How works ORFold?#

ORFold is a tool developed in python3 which aims at characterizing the fold potential of a set of amino acid sequences with no knowledge of their 3D structures nor evolutionary information (orphan sequences can be treated). The fold potential of a sequence is calculated with the HCA method. Also, ORFold can estimate the disorder, and the aggregation propensities of the input sequences with IUPred and Tango respectively.

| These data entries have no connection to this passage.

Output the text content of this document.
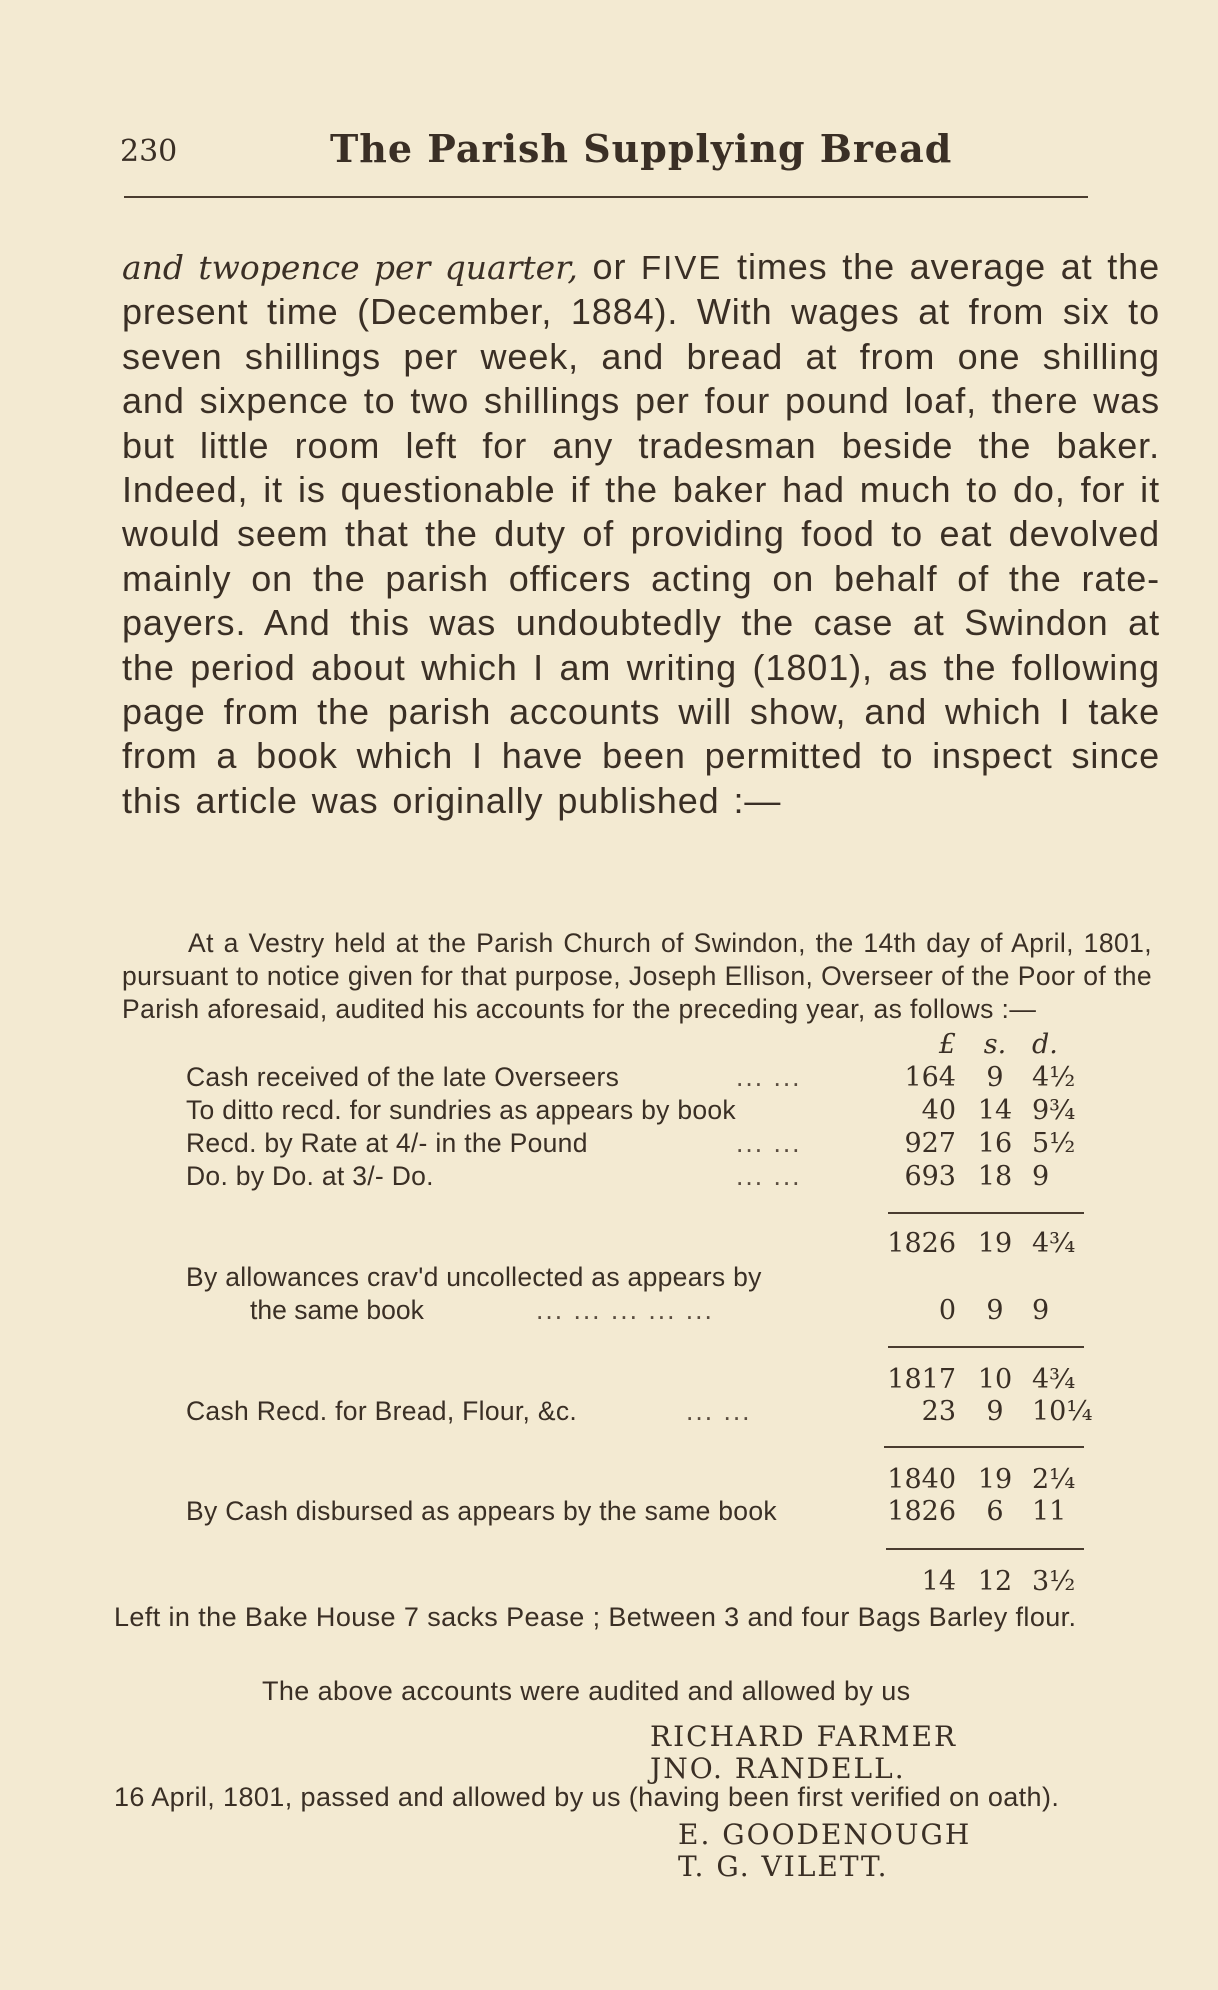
230	The Parish Supplying Bread
and twopence per quarter, or FIVE times the average at the present time (December, 1884). With wages at from six to seven shillings per week, and bread at from one shilling and sixpence to two shillings per four pound loaf, there was but little room left for any tradesman beside the baker. Indeed, it is questionable if the baker had much to do, for it would seem that the duty of providing food to eat devolved mainly on the parish officers acting on behalf of the rate-payers. And this was undoubtedly the case at Swindon at the period about which I am writing (1801), as the following page from the parish accounts will show, and which I take from a book which I have been permitted to inspect since this article was originally published :—
At a Vestry held at the Parish Church of Swindon, the 14th day of April, 1801, pursuant to notice given for that purpose, Joseph Ellison, Overseer of the Poor of the Parish aforesaid, audited his accounts for the preceding year, as follows :—
£	s. d.
Cash received of the late Overseers	... ...	164	9	4½
To ditto recd. for sundries as appears by book	40 14 9¾
Recd. by Rate at 4/- in the Pound	... ...	927 16 5½
Do. by Do. at 3/- Do.	... ...	693 18 9
1826 19 4¾
By allowances crav'd uncollected as appears by
the same book	... ... ... ... ...	0	9	9
1817 10 4¾
Cash Recd. for Bread, Flour, &c.	... ...	23	9	10¼
1840 19 2¼
By Cash disbursed as appears by the same book	1826	6	11
14 12 3½
Left in the Bake House 7 sacks Pease ; Between 3 and four Bags Barley flour.
The above accounts were audited and allowed by us
RICHARD FARMER
JNO. RANDELL.
16 April, 1801, passed and allowed by us (having been first verified on oath).
E. GOODENOUGH
T. G. VILETT.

Hydrophobic Clusters Analysis (HCA)#

HCA[1] aims as delineating in an amino acid sequence, regions enriched in strong hydrophobic residues (HCA clusters) and regions of at least four consecutive non-hydrophobic residues (HCA linkers). The patterns of hydrophobic residues can be associated with specific regular secondary structures, and the distribution of the HCA clusters and linkers in a protein sequence can be used to estimate through the HCA score, its ability to fold (completely or partially).

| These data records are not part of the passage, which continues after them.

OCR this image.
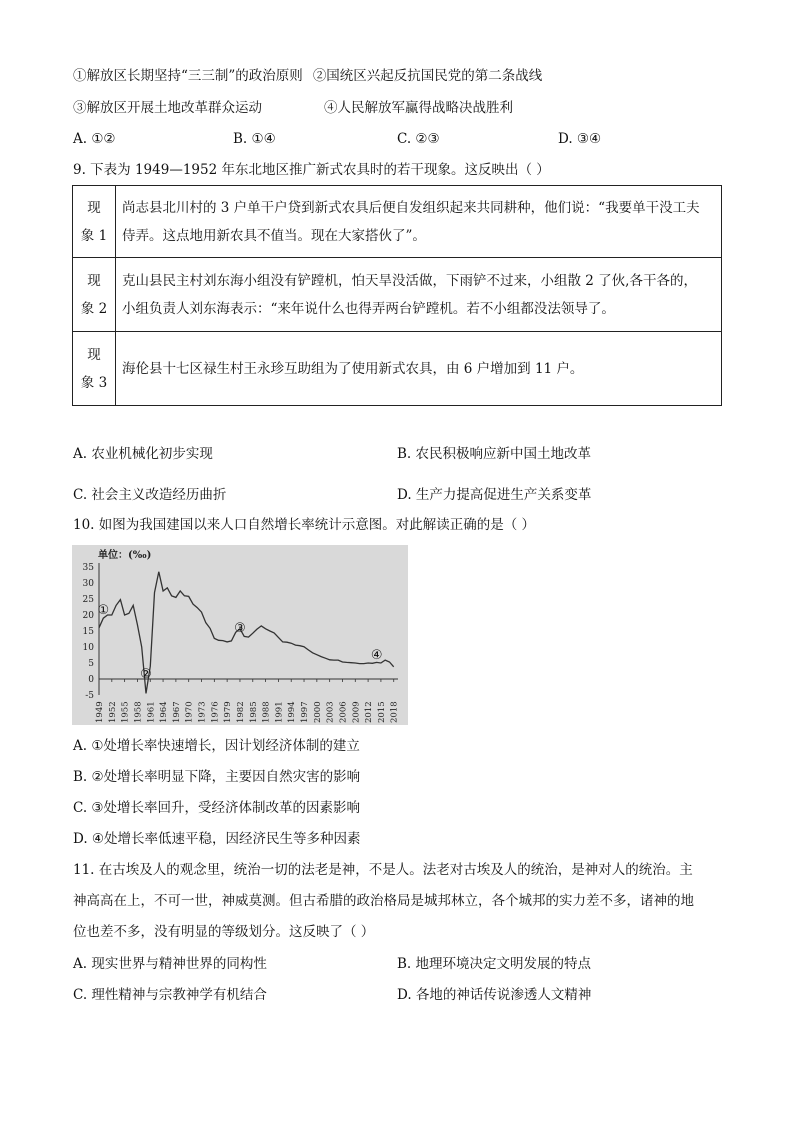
①解放区长期坚持“三三制”的政治原则 ②国统区兴起反抗国民党的第二条战线
③解放区开展土地改革群众运动	④人民解放军赢得战略决战胜利
A. ①②	B. ①④	C. ②③	D. ③④
9. 下表为 1949—1952 年东北地区推广新式农具时的若干现象。这反映出（ ）
现
象 1	尚志县北川村的 3 户单干户贷到新式农具后便自发组织起来共同耕种，他们说：“我要单干没工夫
侍弄。这点地用新农具不值当。现在大家搭伙了”。
现
象 2	克山县民主村刘东海小组没有铲蹚机，怕天旱没活做，下雨铲不过来，小组散 2 了伙,各干各的，
小组负责人刘东海表示：“来年说什么也得弄两台铲蹚机。若不小组都没法领导了。
现
象 3	海伦县十七区禄生村王永珍互助组为了使用新式农具，由 6 户增加到 11 户。
A. 农业机械化初步实现	B. 农民积极响应新中国土地改革
C. 社会主义改造经历曲折	D. 生产力提高促进生产关系变革
10. 如图为我国建国以来人口自然增长率统计示意图。对此解读正确的是（ ）
单位：(‰)
35
30
25
20
15
10
5
0
-5
1949 1952 1955 1958 1961 1964 1967 1970 1973 1976 1979 1982 1985 1988 1991 1994 1997 2000 2003 2006 2009 2012 2015 2018
①
②
③
④
A. ①处增长率快速增长，因计划经济体制的建立
B. ②处增长率明显下降，主要因自然灾害的影响
C. ③处增长率回升，受经济体制改革的因素影响
D. ④处增长率低速平稳，因经济民生等多种因素
11. 在古埃及人的观念里，统治一切的法老是神，不是人。法老对古埃及人的统治，是神对人的统治。主
神高高在上，不可一世，神威莫测。但古希腊的政治格局是城邦林立，各个城邦的实力差不多，诸神的地
位也差不多，没有明显的等级划分。这反映了（ ）
A. 现实世界与精神世界的同构性	B. 地理环境决定文明发展的特点
C. 理性精神与宗教神学有机结合	D. 各地的神话传说渗透人文精神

This score ranges from -10 to +10 with low HCA scores indicating sequences depleted in hydrophobic clusters and expected to be disordered in solution, while high HCA scores reflect sequences enriched in hydrophobic clusters and expected to generate aggregates in solution, though some of them could fold in lipidic environments. Foldable sequences are known to display an equilibrium between hydrophobic and hydrophilic residues (average of 33% of hydrophobic residues in globular proteins). They are mostly associated with intermediate HCA score values.

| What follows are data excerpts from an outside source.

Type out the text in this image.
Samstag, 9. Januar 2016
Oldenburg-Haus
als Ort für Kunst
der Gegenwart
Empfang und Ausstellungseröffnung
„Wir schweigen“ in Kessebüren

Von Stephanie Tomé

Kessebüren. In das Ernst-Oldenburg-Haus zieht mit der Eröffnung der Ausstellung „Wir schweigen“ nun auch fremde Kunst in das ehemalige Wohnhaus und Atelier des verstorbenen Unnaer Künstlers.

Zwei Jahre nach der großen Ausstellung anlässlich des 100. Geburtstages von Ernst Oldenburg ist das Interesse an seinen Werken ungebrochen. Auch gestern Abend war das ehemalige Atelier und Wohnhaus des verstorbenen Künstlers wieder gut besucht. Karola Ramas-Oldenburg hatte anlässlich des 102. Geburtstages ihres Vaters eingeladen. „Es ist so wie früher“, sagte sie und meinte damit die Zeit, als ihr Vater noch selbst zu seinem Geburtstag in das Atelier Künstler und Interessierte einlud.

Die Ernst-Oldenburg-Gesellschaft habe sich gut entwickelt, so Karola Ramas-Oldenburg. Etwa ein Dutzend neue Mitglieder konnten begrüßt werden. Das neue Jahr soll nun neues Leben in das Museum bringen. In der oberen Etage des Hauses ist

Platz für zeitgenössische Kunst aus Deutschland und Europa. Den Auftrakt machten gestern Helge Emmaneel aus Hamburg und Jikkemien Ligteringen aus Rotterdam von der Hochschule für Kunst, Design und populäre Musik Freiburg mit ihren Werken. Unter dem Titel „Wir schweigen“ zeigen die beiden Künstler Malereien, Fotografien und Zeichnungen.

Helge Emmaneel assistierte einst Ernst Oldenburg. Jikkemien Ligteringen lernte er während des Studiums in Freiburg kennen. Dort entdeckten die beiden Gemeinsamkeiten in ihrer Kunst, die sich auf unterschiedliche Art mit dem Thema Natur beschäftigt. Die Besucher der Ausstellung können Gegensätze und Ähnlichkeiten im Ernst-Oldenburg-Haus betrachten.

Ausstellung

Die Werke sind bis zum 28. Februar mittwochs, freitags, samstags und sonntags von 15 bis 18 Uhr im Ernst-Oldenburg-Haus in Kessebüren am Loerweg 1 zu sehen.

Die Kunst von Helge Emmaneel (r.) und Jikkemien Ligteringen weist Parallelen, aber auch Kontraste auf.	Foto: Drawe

The HCA score is calculated using the freely available software pyHCA which can be downloaded and installed following the instructions of its developers: https://github.com/T-B-F/pyHCA

Tango#

Tango[5][6][7] is a method which aims at predicting aggregation nucleating regions in protein sequences. If specified by the user, ORFold can calculate and add the aggregation propensity of a sequence in the output. Tango is not freely available software, and the user of ORFold should first contact the Tango developers to have access to the source code: http://tango.crg.es

For the aggregation propensity estimation, according to the protocol proposed by Linding et al.[6], a sequence segment is considered as aggregation prone if it is composed of at least five consecutive residues predicted as populating a b-aggregated conformation with a percentage occupancy greater than 5%. Then, the aggregation propensity of each sequence is defined as the fraction of residues predicted in aggregation prone segments.

IUPred#

IUPred2A[2][3][4] is one of the best methods for the prediction of Intrinsically Disordered Proteins (IDPs) and can be used as a complement to the HCA score prediction. If specified by the user, ORFold can calculate and add the disorder propensity of a sequence in the output. IUPred is not freely available, and the user of ORFold should first contact the IUPred developers to have access to the source code : https://iupred2a.elte.hu

For the disorder propensity estimation, in order to be consistent with the estimation of the aggregation propensity, ORFold searches for regions on the protein sequence that present at least five consecutive residues with a disorder probability higher than 0.5. The disorder propensity of each sequence is defined as the fraction of residues predicted as located in a highly disordered segment.

References#

Bitard-Feildel, T. & Callebaut, I. HCAtk and pyHCA: A Toolkit and Python API for the Hydrophobic Cluster Analysis of Protein Sequences. bioRxiv 249995 (2018).
Dosztanyi, Z., Csizmok, V., Tompa, P. & Simon, I. The pairwise energy content estimated from amino acid composition discriminates between folded and intrinsically unstructured proteins. Journal of molecular biology 347, 827–839 (2005).
Dosztányi, Z. Prediction of protein disorder based on IUPred. Protein Science 27, 331– 340 (2018).
Mészáros, B., Erdős, G. & Dosztányi, Z. IUPred2A: context-dependent prediction of protein disorder as a function of redox state and protein binding. Nucleic acids research 46, W329–W337 (2018).
Fernandez-Escamilla, A.-M., Rousseau, F., Schymkowitz, J. & Serrano, L. Prediction of sequence-dependent and mutational effects on the aggregation of peptides and proteins. Nature biotechnology 22, 1302–1306 (2004).
Linding, R., Schymkowitz, J., Rousseau, F., Diella, F. & Serrano, L. A comparative study of the relationship between protein structure and β-aggregation in globular and intrinsically disordered proteins. Journal of molecular biology 342, 345–353 (2004).
Rousseau, F., Schymkowitz, J. & Serrano, L. Protein aggregation and amyloidosis: confusion of the kinds? Current opinion in structural biology 16, 118–126 (2006).